Personnel and Organization
(1) It is of primary importance that the directorate be independent of political control or personal control by any individual contributor to its support and not sponsored by or affiliated with any one institution. It should be preponderantly civilian. In its formative stage and subject to revision as experience dictates, the directorate should include:
A Director—a man of national reputation and international interests, of broad and sound mind, knowledge of organization, ability as a public speaker, and without political ambitions. His primary functions should be the establishment of general policy and the “promotion” of the project. He need not necessarily devote full time to this.
A Chief of Staff—a man of world-wide interests, primarily an executive and organizer, to carry out the general policies and administration and to correlate the activities of the research groups—the General Manager. The Secretariat and Directorate clerical are his direct responsibility.
A Librarian and Collator—a man or woman of inquiring mind, experience as a collator, and wide knowledge of the existence and availability of useful material.
Staff Assistants as Necessary.
Board of Trustees.
The Directorate should be located at a central point—the San Francisco area preferably—and not at any now existent institution of learning or research.
Research Groups—each composed of a group head (full time), such scientific and technical assistants as he finds necessary, and such postgraduate students or students under scholarships as may be available.
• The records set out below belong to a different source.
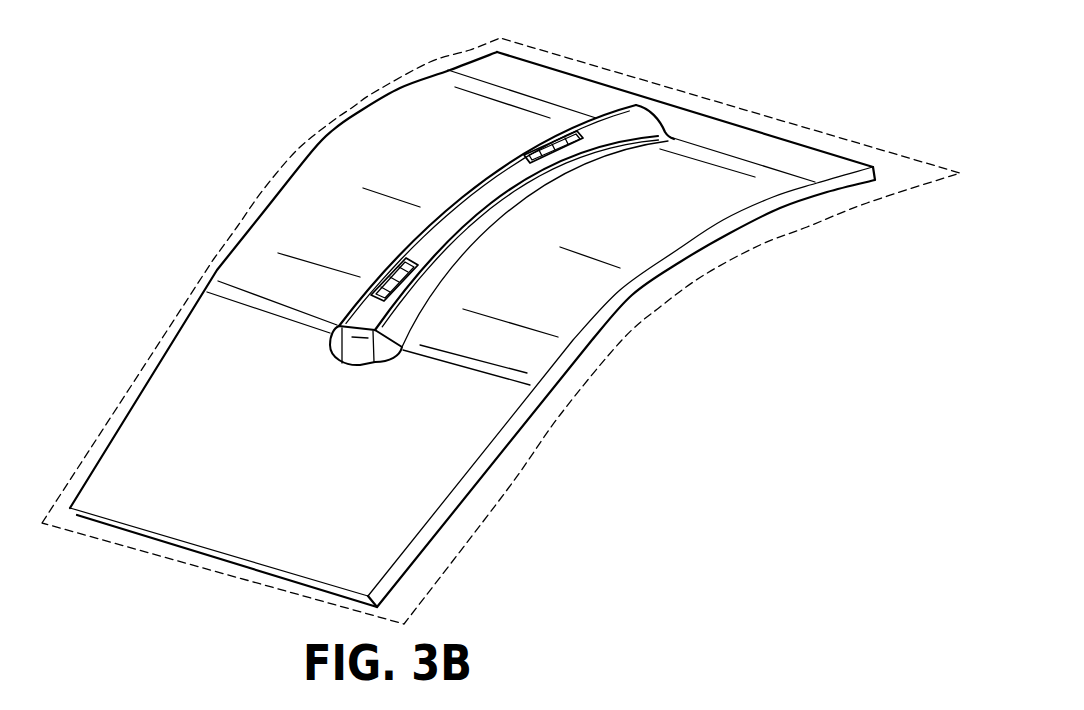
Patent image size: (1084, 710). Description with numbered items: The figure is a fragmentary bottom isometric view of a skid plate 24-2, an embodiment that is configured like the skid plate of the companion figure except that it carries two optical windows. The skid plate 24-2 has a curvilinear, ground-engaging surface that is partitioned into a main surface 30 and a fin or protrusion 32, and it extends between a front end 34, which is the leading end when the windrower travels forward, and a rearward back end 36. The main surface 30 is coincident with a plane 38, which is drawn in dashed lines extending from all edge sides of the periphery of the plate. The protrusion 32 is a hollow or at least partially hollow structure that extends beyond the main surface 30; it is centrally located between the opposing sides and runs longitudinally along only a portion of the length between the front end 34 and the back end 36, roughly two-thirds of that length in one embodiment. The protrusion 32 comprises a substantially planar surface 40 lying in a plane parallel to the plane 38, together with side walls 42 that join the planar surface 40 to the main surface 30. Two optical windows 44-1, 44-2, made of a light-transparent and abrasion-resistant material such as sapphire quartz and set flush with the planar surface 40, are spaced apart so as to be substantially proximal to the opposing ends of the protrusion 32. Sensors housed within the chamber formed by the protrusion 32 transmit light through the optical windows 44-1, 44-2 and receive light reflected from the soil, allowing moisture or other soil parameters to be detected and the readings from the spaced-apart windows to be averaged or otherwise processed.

The skid plate 24-2 is at (150, 151).
The main surface 30 is at (650, 241).
The protrusion 32 is at (498, 257).
The front end 34 is at (722, 120).
The back end 36 is at (204, 553).
The plane 38 is at (106, 421).
The planar surface 40 is at (607, 120).
The side walls 42 is at (412, 297).
The optical window 44-1 is at (538, 150).
The optical window 44-2 is at (376, 277).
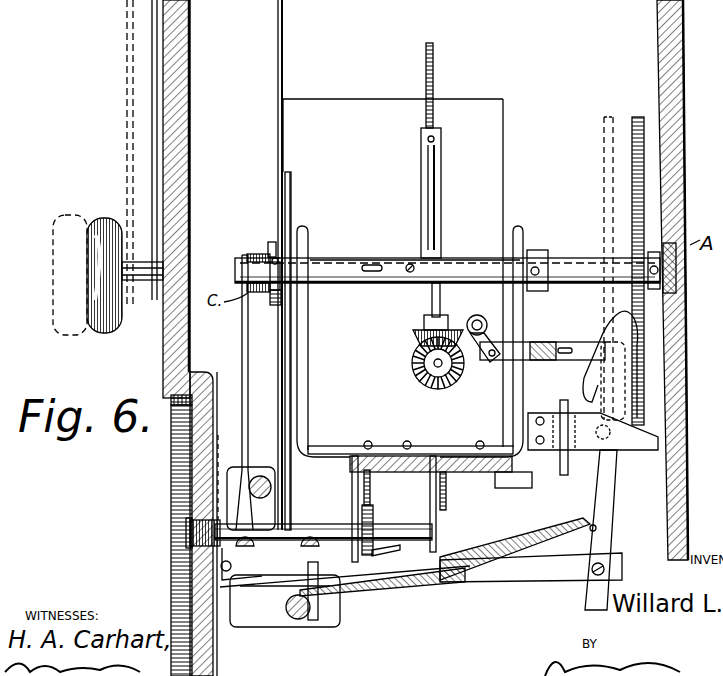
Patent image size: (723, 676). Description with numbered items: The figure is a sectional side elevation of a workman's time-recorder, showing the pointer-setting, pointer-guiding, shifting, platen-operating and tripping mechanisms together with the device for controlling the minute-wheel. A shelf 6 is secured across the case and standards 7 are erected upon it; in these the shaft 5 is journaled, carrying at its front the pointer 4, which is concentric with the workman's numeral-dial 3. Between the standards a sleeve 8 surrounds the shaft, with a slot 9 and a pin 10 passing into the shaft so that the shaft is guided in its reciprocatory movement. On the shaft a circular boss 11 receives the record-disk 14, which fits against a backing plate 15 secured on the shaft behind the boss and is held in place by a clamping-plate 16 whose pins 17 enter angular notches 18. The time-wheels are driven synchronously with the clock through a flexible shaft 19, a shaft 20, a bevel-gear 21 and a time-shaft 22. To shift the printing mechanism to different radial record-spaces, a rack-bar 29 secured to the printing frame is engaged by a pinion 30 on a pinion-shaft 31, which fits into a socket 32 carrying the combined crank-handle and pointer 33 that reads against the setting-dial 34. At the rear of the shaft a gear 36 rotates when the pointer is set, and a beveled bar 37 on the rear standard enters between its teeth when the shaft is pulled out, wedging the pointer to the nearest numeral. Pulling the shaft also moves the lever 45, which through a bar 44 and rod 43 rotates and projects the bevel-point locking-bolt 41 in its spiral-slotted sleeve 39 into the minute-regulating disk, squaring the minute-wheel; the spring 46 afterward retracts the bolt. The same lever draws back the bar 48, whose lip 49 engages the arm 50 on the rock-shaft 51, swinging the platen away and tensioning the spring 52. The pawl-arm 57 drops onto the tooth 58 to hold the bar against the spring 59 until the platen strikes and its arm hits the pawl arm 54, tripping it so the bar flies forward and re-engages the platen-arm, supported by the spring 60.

The workman's numeral-dial 3 is at (135, 338).
The pointer 4 is at (321, 278).
The shaft 5 is at (432, 263).
The shelf 6 is at (441, 483).
The standards 7 is at (420, 328).
The sleeve 8 is at (415, 249).
The slot 9 is at (372, 264).
The pin 10 is at (410, 263).
The circular boss 11 is at (264, 290).
The record-disk 14 is at (266, 265).
The plate 15 is at (289, 190).
The clamping-plate 16 is at (278, 213).
The pins 17 is at (273, 259).
The angular notches 18 is at (272, 260).
The flexible shaft 19 is at (441, 150).
The shaft 20 is at (432, 296).
The bevel-gear 21 is at (422, 363).
The time-shaft 22 is at (434, 367).
The rack-bar 29 is at (394, 509).
The pinion 30 is at (379, 512).
The pinion-shaft 31 is at (323, 523).
The socket 32 is at (221, 477).
The combined crank-handle and pointer 33 is at (236, 562).
The setting-dial 34 is at (190, 502).
The gear 36 is at (593, 258).
The bar 37 is at (593, 437).
The sleeve 39 is at (478, 316).
The bevel-point locking-bolt 41 is at (483, 356).
The rod 43 is at (495, 364).
The bar 44 is at (542, 341).
The lever 45 is at (613, 530).
The spring 46 is at (595, 365).
The bar 48 is at (531, 577).
The lip 49 is at (236, 612).
The arm 50 is at (253, 392).
The rock-shaft 51 is at (276, 351).
The spring 52 is at (267, 486).
The arm of the pivoted pawl 54 is at (262, 578).
The pawl-arm 57 is at (395, 548).
The tooth 58 is at (345, 588).
The spring 59 is at (518, 549).
The spring 60 is at (280, 607).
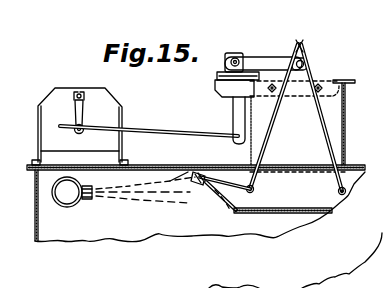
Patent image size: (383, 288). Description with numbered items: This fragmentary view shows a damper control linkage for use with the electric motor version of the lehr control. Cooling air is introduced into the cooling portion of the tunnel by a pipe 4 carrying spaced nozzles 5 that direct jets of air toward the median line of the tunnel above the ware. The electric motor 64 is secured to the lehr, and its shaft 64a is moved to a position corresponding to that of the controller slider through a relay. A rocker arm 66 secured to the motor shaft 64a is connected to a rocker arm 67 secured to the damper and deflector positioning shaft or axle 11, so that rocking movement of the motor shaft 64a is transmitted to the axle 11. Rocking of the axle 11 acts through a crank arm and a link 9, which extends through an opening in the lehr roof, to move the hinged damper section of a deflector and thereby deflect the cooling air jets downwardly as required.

The pipe 4 is at (65, 207).
The nozzle 5 is at (87, 200).
The link 9 is at (320, 128).
The axle 11 is at (219, 69).
The electric motor 64 is at (110, 97).
The motor shaft 64a is at (75, 97).
The rocker arm 66 is at (85, 118).
The rocker arm 67 is at (232, 117).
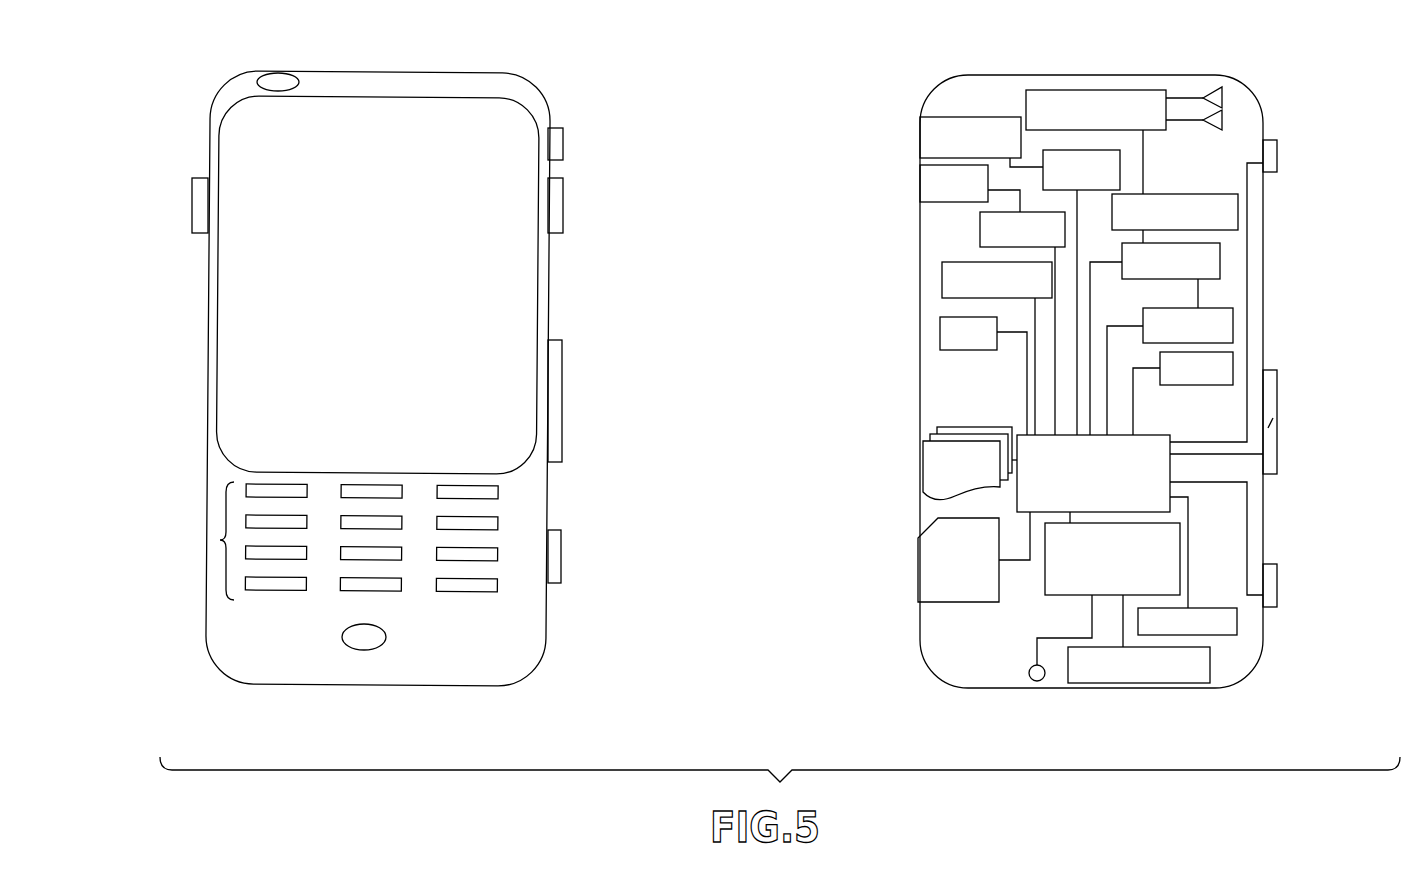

Groups to be located and research conducted normally at institutions chosen for their availability of personnel and facilities and their interest.
Military Advisors—one or more officers of the Army and Navy capable of furnishing sound counsel on military matters and their place in the research and collation.
An Analytic Council—for the study of interrelations. To include members well versed in national policies, economics, and military matters, chosen if available from the directorate, trustees, research groups, and military advisors.
Financial
In order to insure the essential freedom of policy and operation referred to heretofore, funds for the support of the organization, the subsequent joint military consideration excepted, should derive from an endowment, preferably in principal subject to investment and allocation by the Directorate.
Funds for military participation should be made available by its agencies.
Now is the time to start such an organization in order to digest the available material and indicate what must be developed by the research of well-qualified men released from the armed forces.
If a shift of part of our economy to make it complementary rather than competitive is indicated, what time could be better than that of the change-over from war-time to peace-time economy?